Here's my solution during the test, much more simplified. (My solution at the contest was a bit trickier, unnecessarily dealing with zeros and signs.) Denote $S_n$ as the solution set $\{(x,y)| x^2 + 2016y^2 = 2017^n, x, y \in \mathbb{Z} \}$. We easily get $|S_1| = 4$ and $|S_2|=6$. We will prove that $|S_n| = 2(n+1)$. Note that for $(x,y) \in S_n$, $(x+2016y,x-y) \in S_{n+1}$ and $(x+2016y,-x+y) \in S_{n+1}$. We will make a bipartite directed graph, with vertices "group" $S_n$ and $S_{n+1}$. We will draw a red edge from $(x,y) \in S_n$ to $(x+2016y,x-y) \in S_{n+1}$. We will draw a blue edge from $(x,y) \in S_n$ to $(x+2016y,-x+y) \in S_{n+1}$. Multiple edges are allowed. Take a $(x,y) \in S_{n+1}$. We will analyze the number of edges in two ways. If $x \equiv y \pmod{2017}$, then $\left(\frac{x+2016y}{2017}, \frac{x-y}{2017} \right) \in S_n$ and there is a red edge between them. If $x \equiv -y \pmod{2017}$, then $\left(\frac{x-2016y}{2017}, \frac{x+y}{2017} \right) \in S_n$ and there is a blue edge between them. Looking at the number of edges from $S_n$, there are a total of $2 |S_n|$ edges. Let's count the number of edges from $S_{n+1}$. If $x, y$ are not a multiple of $2017$, there is exactly one edge coming into $(x,y)$. If $x, y$ are both a multiple of $2017$, there are exactly two edges coming into $(x,y)$. The number of solutions with $x, y$ both a multiple of $2017$ is $|S_{n-1}|$. Therefore, there are, in total $2|S_{n-1}| + |S_{n+1}| - |S_{n-1}| = |S_{n+1}| + |S_{n-1}|$. We now have $2|S_n| = |S_{n+1}| + |S_{n-1}|$, so $|S_n|$ forms an arithmetic sequnce. Therefore, $|S_n|=2n+2$.
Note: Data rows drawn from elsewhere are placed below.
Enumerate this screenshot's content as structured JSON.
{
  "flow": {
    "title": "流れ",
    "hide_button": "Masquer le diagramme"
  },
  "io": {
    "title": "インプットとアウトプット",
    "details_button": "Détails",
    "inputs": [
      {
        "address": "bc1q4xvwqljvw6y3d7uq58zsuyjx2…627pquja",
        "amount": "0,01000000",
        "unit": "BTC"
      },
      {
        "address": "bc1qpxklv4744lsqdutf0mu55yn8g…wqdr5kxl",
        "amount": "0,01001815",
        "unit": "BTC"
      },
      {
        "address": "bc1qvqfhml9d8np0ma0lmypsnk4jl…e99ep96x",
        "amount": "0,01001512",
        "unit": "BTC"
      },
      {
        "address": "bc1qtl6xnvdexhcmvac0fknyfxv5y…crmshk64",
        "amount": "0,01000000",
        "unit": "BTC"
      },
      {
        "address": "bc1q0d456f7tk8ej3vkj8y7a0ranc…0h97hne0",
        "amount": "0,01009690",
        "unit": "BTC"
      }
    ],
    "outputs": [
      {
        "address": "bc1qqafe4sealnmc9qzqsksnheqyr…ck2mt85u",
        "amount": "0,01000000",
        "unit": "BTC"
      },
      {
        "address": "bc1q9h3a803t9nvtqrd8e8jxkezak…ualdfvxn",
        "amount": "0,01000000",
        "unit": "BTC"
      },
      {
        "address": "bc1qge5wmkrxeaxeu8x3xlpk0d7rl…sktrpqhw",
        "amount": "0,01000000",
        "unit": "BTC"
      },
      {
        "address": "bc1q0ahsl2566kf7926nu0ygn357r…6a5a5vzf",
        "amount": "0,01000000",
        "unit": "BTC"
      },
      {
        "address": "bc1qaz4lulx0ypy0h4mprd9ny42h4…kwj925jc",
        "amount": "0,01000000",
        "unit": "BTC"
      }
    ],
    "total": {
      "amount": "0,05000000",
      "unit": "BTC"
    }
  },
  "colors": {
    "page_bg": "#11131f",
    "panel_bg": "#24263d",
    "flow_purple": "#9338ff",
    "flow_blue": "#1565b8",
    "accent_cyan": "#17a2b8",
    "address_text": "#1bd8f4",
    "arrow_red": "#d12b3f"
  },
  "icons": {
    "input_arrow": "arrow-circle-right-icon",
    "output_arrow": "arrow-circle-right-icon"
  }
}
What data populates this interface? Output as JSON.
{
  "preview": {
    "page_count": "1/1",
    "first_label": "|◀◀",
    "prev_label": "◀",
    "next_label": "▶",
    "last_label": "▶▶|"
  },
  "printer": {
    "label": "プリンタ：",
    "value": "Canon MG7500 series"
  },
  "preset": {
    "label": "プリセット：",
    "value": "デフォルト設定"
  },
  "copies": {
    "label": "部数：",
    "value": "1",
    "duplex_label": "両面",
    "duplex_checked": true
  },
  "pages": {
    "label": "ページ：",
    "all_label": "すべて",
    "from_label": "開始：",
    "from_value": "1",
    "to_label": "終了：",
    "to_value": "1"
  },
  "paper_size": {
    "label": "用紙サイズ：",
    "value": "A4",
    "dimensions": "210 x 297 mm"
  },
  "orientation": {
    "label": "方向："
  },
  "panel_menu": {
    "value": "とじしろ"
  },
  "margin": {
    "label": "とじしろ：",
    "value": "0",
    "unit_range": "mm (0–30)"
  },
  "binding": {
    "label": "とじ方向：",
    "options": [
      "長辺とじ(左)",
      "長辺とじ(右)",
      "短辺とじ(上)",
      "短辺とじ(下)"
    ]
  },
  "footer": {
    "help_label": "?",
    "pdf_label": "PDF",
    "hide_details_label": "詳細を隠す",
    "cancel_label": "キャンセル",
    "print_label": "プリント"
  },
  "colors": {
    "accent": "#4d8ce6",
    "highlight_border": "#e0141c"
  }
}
Thank you all,for beauty solutions!

ThE-dArK-lOrD wrote: Let $f(m)$ denote number of $(x,y)\in \mathbb{Z}^2$ that $x^2+2016y^2=2017^m$ for all $m\in \mathbb{Z}^+_0$, clearly $f(0)=2,f(1)=4$. For $n\in \mathbb{Z}_{\geq 2}$ is an odd integer. We rewrite the equation in $\mathbb{Z}[\sqrt{-2016}]$ as $(x+\sqrt{-2016}y)(x-\sqrt{-2016}y)=2017^n$. If $2017\mid y$, we have $2017\mid x$, so $\Big( \frac{x}{2017}\Big)^2+2016\Big( \frac{y}{2017}\Big)^2=2017^{n-2}$ while $\frac{x}{2017},\frac{y}{2017}\in \mathbb{Z}$ We'll count the number of $(x,y)$ that $2017\nmid y$ Let $\omega =\gcd (x+\sqrt{-2016}y,x-\sqrt{-2016}y)$, we get $\omega \mid 2\sqrt{-2016}y$, so $| \omega | \mid 4\times 2016y^2,2017^n$, so $|\omega |=1$, so $\omega$ is a unit. Note that both unit $1,-1$ can be written as $1=1^n$ and $-1=(-1)^n$. This give us $x+\sqrt{-2016}y=(p+q\sqrt{-2016})^n,x-\sqrt{-2016}y=(p-q\sqrt{-2016})^n\Rightarrow 2017=p^2+2016q^2$ which lead to $4$ possible $(p,q)\in \mathbb{Z}^2$. So $f(n)=f(n-2)+4$ for all $n\in \mathbb{Z}_{\geq 2}$ and $n$ is odd. For $n$ is an even positive integer, let $n=2t$ and we'll consider $(x,y)$ that $2017\nmid y$ Since $x^2\equiv_{2017} y^2$, we get $x\equiv_{2017} y,-y$ and note that both case are disjoint since $y\not\equiv_{2017} 0$. For $x\equiv_{2017} y$, let $x=2017k+y$, we get $2017k^2+2ky+y^2=2017^{n-1}=(y+k)^2+2016k^2$ If $2017\mid k$, we get that $2017\mid y+k\Rightarrow 2017\mid y$, contradiction. So $2017\nmid k$ and since $n-1$ is odd number, there are $4$ possible $(a,b)\in \mathbb{Z}^2$ that $2017^{n-1}=a^2+2016b^2$ and $2017\nmid b$. Among these $4$ pairs, there are $2$ pairs that $a\not\equiv_{2017} b$ which come from $a+b\sqrt{-2016}=(1-\sqrt{2016})^{n-1},(-1+\sqrt{2016})^{n-1}$. For $x\equiv_{2017} -y$, let $x=2017k-y$, we get $2017k^2-2ky+y^2=2017^{n-1}=(y-k)^2+2016(-k)^2$. We get similar result with the former case. So $f(n)=f(n-2)+2+2=f(n-2)+4$ for all $n\in \mathbb{Z}_{\geq 2}$ and $n$ is even. Finally, we get $f(n)=f(n-2)+4$ for all $n\in \mathbb{Z}_{\geq 2}$ and the rest follow by easy induction on $\mathbb{Z}_{\geq 0}$ I don't know whether it's important or not, but do we need to prove that $\mathbb{Z}[\sqrt{-2016}]$ is a UFD. If yes, how to do it?